Contour Emerges As Latest Blockchain Trade Finance Tool

Contour Emerges As Latest Blockchain Trade Finance Tool

Eight banks — including HSBC and Standard Chartered — are ready to launch the Contour blockchain trade finance platform in Hong Kong, reports indicated on Thursday (March 5).

The other six banks include CTBC Holding, ING, Bangkok Bank, BNP Paribas, SEB and Citi. Last October, Singapore launched its first blockchain-based trade finance platform. 

The commercial launch is anticipated during the second half of 2020, after the platform finished in excess of $30 million in letter-of-credit transactions last year during the pilot phase.

“Letters of credit using blockchain have facilitated commercial trades amongst companies, even as the new coronavirus epidemic disrupts trade,” Ajay Sharma, HSBC’s regional head of global trade and receivables finance for Asia-Pacific, told the South China Morning Post

Sharma added, “Leveraging blockchain for trade finance has overcome the physical constraints we are having today.” 

China has widely adopted blockchain-backed trade finance, with roughly 170 Chinese banks having joined the blockchain platform spearheaded by the State Administration of Foreign Exchange to provide trade finance to their clients, according to data from the People’s Bank of China

In cross-border trade, trust has historically been a critical part of the equation. Corporate buyers must trust that their suppliers will deliver what they promised. Vendors, meanwhile, must trust that their customers will pay on time. And the banks that finance these transactions must trust their business partners.

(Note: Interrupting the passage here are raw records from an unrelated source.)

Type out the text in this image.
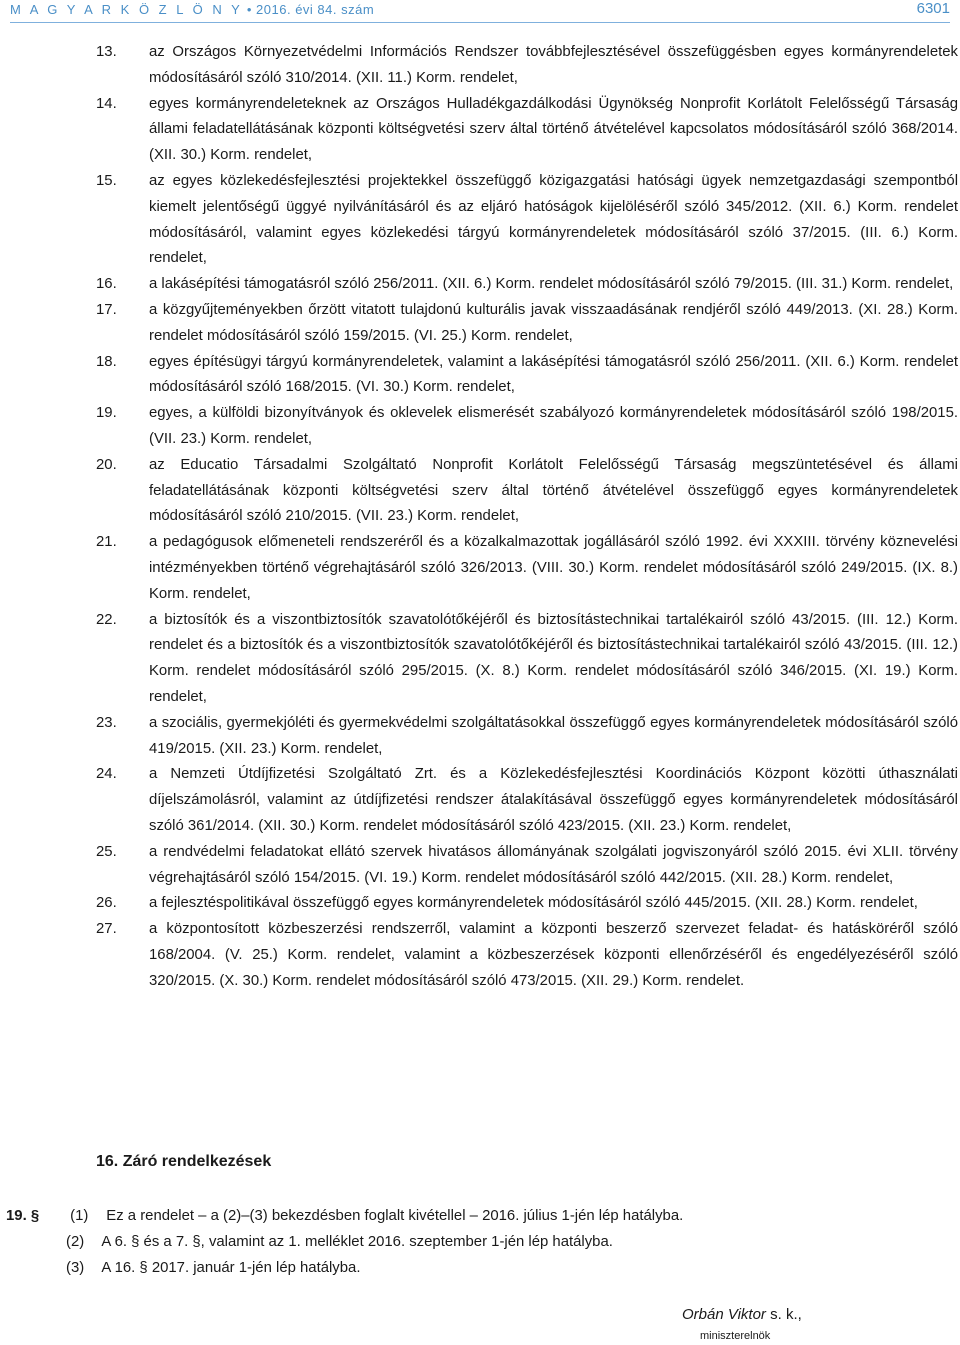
M A G Y A R K Ö Z L Ö N Y • 2016. évi 84. szám	6301

13. az Országos Környezetvédelmi Információs Rendszer továbbfejlesztésével összefüggésben egyes kormányrendeletek módosításáról szóló 310/2014. (XII. 11.) Korm. rendelet,

14. egyes kormányrendeleteknek az Országos Hulladékgazdálkodási Ügynökség Nonprofit Korlátolt Felelősségű Társaság állami feladatellátásának központi költségvetési szerv által történő átvételével kapcsolatos módosításáról szóló 368/2014. (XII. 30.) Korm. rendelet,

15. az egyes közlekedésfejlesztési projektekkel összefüggő közigazgatási hatósági ügyek nemzetgazdasági szempontból kiemelt jelentőségű üggyé nyilvánításáról és az eljáró hatóságok kijelöléséről szóló 345/2012. (XII. 6.) Korm. rendelet módosításáról, valamint egyes közlekedési tárgyú kormányrendeletek módosításáról szóló 37/2015. (III. 6.) Korm. rendelet,

16. a lakásépítési támogatásról szóló 256/2011. (XII. 6.) Korm. rendelet módosításáról szóló 79/2015. (III. 31.) Korm. rendelet,

17. a közgyűjteményekben őrzött vitatott tulajdonú kulturális javak visszaadásának rendjéről szóló 449/2013. (XI. 28.) Korm. rendelet módosításáról szóló 159/2015. (VI. 25.) Korm. rendelet,

18. egyes építésügyi tárgyú kormányrendeletek, valamint a lakásépítési támogatásról szóló 256/2011. (XII. 6.) Korm. rendelet módosításáról szóló 168/2015. (VI. 30.) Korm. rendelet,

19. egyes, a külföldi bizonyítványok és oklevelek elismerését szabályozó kormányrendeletek módosításáról szóló 198/2015. (VII. 23.) Korm. rendelet,

20. az Educatio Társadalmi Szolgáltató Nonprofit Korlátolt Felelősségű Társaság megszüntetésével és állami feladatellátásának központi költségvetési szerv által történő átvételével összefüggő egyes kormányrendeletek módosításáról szóló 210/2015. (VII. 23.) Korm. rendelet,

21. a pedagógusok előmeneteli rendszeréről és a közalkalmazottak jogállásáról szóló 1992. évi XXXIII. törvény köznevelési intézményekben történő végrehajtásáról szóló 326/2013. (VIII. 30.) Korm. rendelet módosításáról szóló 249/2015. (IX. 8.) Korm. rendelet,

22. a biztosítók és a viszontbiztosítók szavatolótőkéjéről és biztosítástechnikai tartalékairól szóló 43/2015. (III. 12.) Korm. rendelet és a biztosítók és a viszontbiztosítók szavatolótőkéjéről és biztosítástechnikai tartalékairól szóló 43/2015. (III. 12.) Korm. rendelet módosításáról szóló 295/2015. (X. 8.) Korm. rendelet módosításáról szóló 346/2015. (XI. 19.) Korm. rendelet,

23. a szociális, gyermekjóléti és gyermekvédelmi szolgáltatásokkal összefüggő egyes kormányrendeletek módosításáról szóló 419/2015. (XII. 23.) Korm. rendelet,

24. a Nemzeti Útdíjfizetési Szolgáltató Zrt. és a Közlekedésfejlesztési Koordinációs Központ közötti úthasználati díjelszámolásról, valamint az útdíjfizetési rendszer átalakításával összefüggő egyes kormányrendeletek módosításáról szóló 361/2014. (XII. 30.) Korm. rendelet módosításáról szóló 423/2015. (XII. 23.) Korm. rendelet,

25. a rendvédelmi feladatokat ellátó szervek hivatásos állományának szolgálati jogviszonyáról szóló 2015. évi XLII. törvény végrehajtásáról szóló 154/2015. (VI. 19.) Korm. rendelet módosításáról szóló 442/2015. (XII. 28.) Korm. rendelet,

26. a fejlesztéspolitikával összefüggő egyes kormányrendeletek módosításáról szóló 445/2015. (XII. 28.) Korm. rendelet,

27. a központosított közbeszerzési rendszerről, valamint a központi beszerző szervezet feladat- és hatásköréről szóló 168/2004. (V. 25.) Korm. rendelet, valamint a közbeszerzések központi ellenőrzéséről és engedélyezéséről szóló 320/2015. (X. 30.) Korm. rendelet módosításáról szóló 473/2015. (XII. 29.) Korm. rendelet.

16. Záró rendelkezések
19. § (1) Ez a rendelet – a (2)–(3) bekezdésben foglalt kivétellel – 2016. július 1-jén lép hatályba.
(2) A 6. § és a 7. §, valamint az 1. melléklet 2016. szeptember 1-jén lép hatályba.
(3) A 16. § 2017. január 1-jén lép hatályba.
Orbán Viktor s. k.,
miniszterelnök
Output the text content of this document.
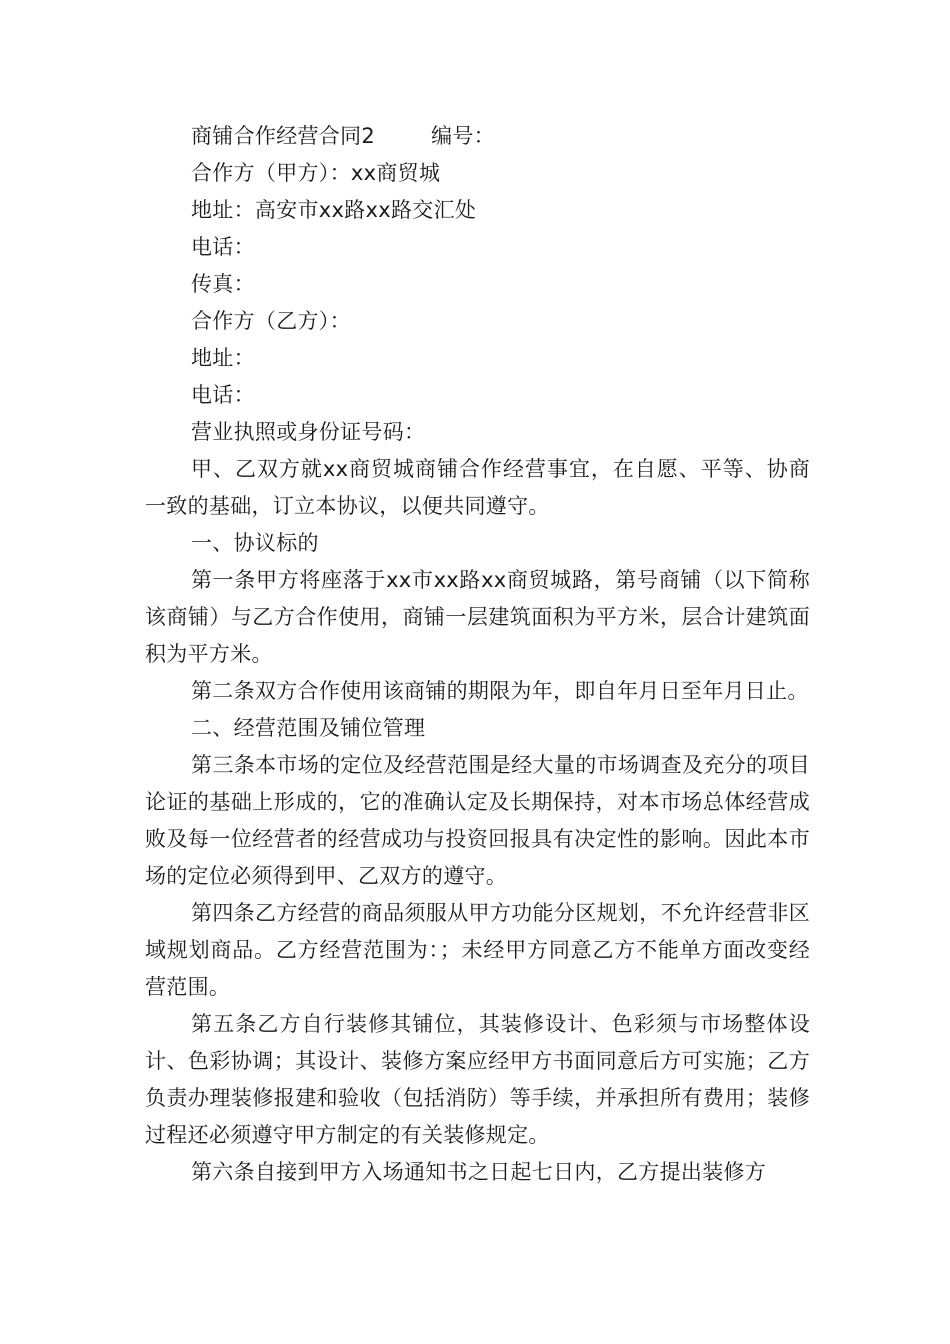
商铺合作经营合同2	编号：

合作方（甲方）：xx商贸城

地址：高安市xx路xx路交汇处

电话：

传真：

合作方（乙方）：

地址：

电话：

营业执照或身份证号码：

甲、乙双方就xx商贸城商铺合作经营事宜，在自愿、平等、协商一致的基础，订立本协议，以便共同遵守。

一、协议标的

第一条甲方将座落于xx市xx路xx商贸城路，第号商铺（以下简称该商铺）与乙方合作使用，商铺一层建筑面积为平方米，层合计建筑面积为平方米。

第二条双方合作使用该商铺的期限为年，即自年月日至年月日止。

二、经营范围及铺位管理

第三条本市场的定位及经营范围是经大量的市场调查及充分的项目论证的基础上形成的，它的准确认定及长期保持，对本市场总体经营成败及每一位经营者的经营成功与投资回报具有决定性的影响。因此本市场的定位必须得到甲、乙双方的遵守。

第四条乙方经营的商品须服从甲方功能分区规划，不允许经营非区域规划商品。乙方经营范围为：；未经甲方同意乙方不能单方面改变经营范围。

第五条乙方自行装修其铺位，其装修设计、色彩须与市场整体设计、色彩协调；其设计、装修方案应经甲方书面同意后方可实施；乙方负责办理装修报建和验收（包括消防）等手续，并承担所有费用；装修过程还必须遵守甲方制定的有关装修规定。

第六条自接到甲方入场通知书之日起七日内，乙方提出装修方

Of course, participants in the global trading ecosystem won’t simply take each other’s word for it. High volumes of trade documents are key to verifying purchases, payments, deliveries and more – but paper and manual data checks severely hamper transparency and accuracy.

Lee Tarone, CEO and founder of trade finance and payments platform Envoy, says a lack of trust continues to hamper the industry’s ability to address the ongoing $1.5 trillion yearly trade finance gap, with paper as a massive culprit in limiting access to trade finance.